第30回「県民健康調査」検討委員会発言要旨

・甲状腺検査は非常に危険な状態にある。それは医学研究倫理の国際的規範であるヘルシンキ宣言に準拠していない状態で、超音波検査による健康被害が出ている点にある。通常なら直ちに検査を中止して改善策を検討しなければならない。3巡目はほぼ終了しているので中断は好ましくないかもしれないが、倫理的整合性を取らずに新たな4巡目を開始するのは非常にリスクが高い。県立医大はそのリスクを感じていないのか。また、4巡目を計画通りに開始すると、数か月間倫理的に問題がある状態で診療することになり、健康被害と思われる症例が出た場合混乱をきたすことが十分考えられる。県として責任を取れる体制になっているのか。

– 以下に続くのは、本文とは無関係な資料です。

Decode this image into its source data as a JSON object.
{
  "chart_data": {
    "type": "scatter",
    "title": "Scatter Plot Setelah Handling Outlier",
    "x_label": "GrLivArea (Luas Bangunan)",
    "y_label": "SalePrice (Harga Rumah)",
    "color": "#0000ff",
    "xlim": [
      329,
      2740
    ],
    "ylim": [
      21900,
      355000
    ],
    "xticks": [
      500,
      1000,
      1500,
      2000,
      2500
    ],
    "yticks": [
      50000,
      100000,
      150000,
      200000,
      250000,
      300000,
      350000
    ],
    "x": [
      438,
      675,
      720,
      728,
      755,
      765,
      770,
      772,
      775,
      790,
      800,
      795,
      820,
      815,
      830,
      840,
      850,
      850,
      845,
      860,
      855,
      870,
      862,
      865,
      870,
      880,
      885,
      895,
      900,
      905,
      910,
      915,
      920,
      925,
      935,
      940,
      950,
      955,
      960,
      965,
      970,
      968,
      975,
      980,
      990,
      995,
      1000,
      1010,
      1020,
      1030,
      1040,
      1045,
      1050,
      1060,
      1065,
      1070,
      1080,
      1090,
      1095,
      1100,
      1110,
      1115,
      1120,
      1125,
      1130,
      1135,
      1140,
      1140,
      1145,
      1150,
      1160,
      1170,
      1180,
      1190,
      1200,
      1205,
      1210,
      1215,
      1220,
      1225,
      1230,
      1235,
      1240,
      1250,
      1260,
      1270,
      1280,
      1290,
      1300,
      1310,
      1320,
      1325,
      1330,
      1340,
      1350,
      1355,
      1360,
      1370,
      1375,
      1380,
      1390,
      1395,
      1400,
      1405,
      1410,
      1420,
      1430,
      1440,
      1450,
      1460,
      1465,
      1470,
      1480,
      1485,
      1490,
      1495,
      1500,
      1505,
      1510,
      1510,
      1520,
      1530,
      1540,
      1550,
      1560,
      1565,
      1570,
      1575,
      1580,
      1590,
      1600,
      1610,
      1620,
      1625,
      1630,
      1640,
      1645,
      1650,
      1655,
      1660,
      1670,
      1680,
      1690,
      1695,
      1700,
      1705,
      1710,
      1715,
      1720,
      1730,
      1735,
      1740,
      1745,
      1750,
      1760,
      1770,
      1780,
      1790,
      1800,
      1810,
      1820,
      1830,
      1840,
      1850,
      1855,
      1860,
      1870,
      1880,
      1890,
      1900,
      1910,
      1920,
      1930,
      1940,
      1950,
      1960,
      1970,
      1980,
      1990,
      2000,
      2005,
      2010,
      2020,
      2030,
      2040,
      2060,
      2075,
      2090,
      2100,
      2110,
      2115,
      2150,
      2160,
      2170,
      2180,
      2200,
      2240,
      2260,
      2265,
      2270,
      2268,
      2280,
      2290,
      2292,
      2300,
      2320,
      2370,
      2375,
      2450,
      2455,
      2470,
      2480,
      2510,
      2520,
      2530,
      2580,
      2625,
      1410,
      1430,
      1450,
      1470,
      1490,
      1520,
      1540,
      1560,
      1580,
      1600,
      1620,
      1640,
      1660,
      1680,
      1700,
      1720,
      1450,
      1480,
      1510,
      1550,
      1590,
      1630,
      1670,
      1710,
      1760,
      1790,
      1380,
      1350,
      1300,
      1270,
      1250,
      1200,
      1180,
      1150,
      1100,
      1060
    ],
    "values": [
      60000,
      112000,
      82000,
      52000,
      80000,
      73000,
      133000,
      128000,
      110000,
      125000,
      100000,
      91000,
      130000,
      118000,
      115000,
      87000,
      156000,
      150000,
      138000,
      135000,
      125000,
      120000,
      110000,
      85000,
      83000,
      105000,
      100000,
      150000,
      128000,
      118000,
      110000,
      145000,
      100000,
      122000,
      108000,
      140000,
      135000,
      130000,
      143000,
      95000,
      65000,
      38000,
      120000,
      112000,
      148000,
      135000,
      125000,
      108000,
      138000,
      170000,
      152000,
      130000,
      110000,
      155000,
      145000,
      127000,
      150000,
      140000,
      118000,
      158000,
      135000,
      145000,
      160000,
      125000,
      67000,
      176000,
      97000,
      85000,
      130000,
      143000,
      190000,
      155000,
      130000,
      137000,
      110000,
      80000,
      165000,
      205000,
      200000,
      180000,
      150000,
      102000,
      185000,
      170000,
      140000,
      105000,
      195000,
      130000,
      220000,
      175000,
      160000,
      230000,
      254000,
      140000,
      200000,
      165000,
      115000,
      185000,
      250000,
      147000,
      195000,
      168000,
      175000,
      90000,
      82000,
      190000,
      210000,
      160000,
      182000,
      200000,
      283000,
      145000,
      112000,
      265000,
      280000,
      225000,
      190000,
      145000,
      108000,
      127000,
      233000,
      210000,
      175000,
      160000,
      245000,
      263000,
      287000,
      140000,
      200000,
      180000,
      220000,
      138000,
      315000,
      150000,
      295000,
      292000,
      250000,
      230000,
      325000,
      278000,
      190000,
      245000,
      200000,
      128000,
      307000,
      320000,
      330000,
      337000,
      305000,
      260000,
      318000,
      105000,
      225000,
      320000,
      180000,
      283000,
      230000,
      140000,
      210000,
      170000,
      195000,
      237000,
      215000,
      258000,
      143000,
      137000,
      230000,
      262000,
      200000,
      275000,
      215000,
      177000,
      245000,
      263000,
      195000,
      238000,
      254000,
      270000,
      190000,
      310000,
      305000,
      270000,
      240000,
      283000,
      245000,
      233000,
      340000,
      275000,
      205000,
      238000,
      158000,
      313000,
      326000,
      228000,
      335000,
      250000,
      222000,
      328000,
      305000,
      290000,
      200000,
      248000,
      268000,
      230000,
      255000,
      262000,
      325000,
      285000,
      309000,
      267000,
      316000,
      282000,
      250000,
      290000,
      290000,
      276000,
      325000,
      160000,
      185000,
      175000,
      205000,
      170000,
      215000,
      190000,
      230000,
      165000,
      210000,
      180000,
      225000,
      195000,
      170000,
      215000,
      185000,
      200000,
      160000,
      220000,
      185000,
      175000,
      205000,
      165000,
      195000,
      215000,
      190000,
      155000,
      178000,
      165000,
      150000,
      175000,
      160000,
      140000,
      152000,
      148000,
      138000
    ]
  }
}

⇒県立医大、県ともあまり明確な回答はなし。座長が議論を引き取って4巡目は予定通り実施と決定。

 

(記者会見) 

*少し記憶があいまいです。

Q 超音波検査のデメリットはなにか。

A 過剰診断。

Q 過剰診断ついて今まで説明が足りなかったのではないか。

A そのとおり。

Q 小児甲状腺がんの再発率は高いのか?

A 非常に高い。

Q 過剰診断を防ぐためにもしっかり検査すべきではないのか。

A 過剰診断が恐ろしいのは診断された時点では過剰診断なのかどうかわからない点。後になってわかる。従って一生懸命検査しても役に立たない。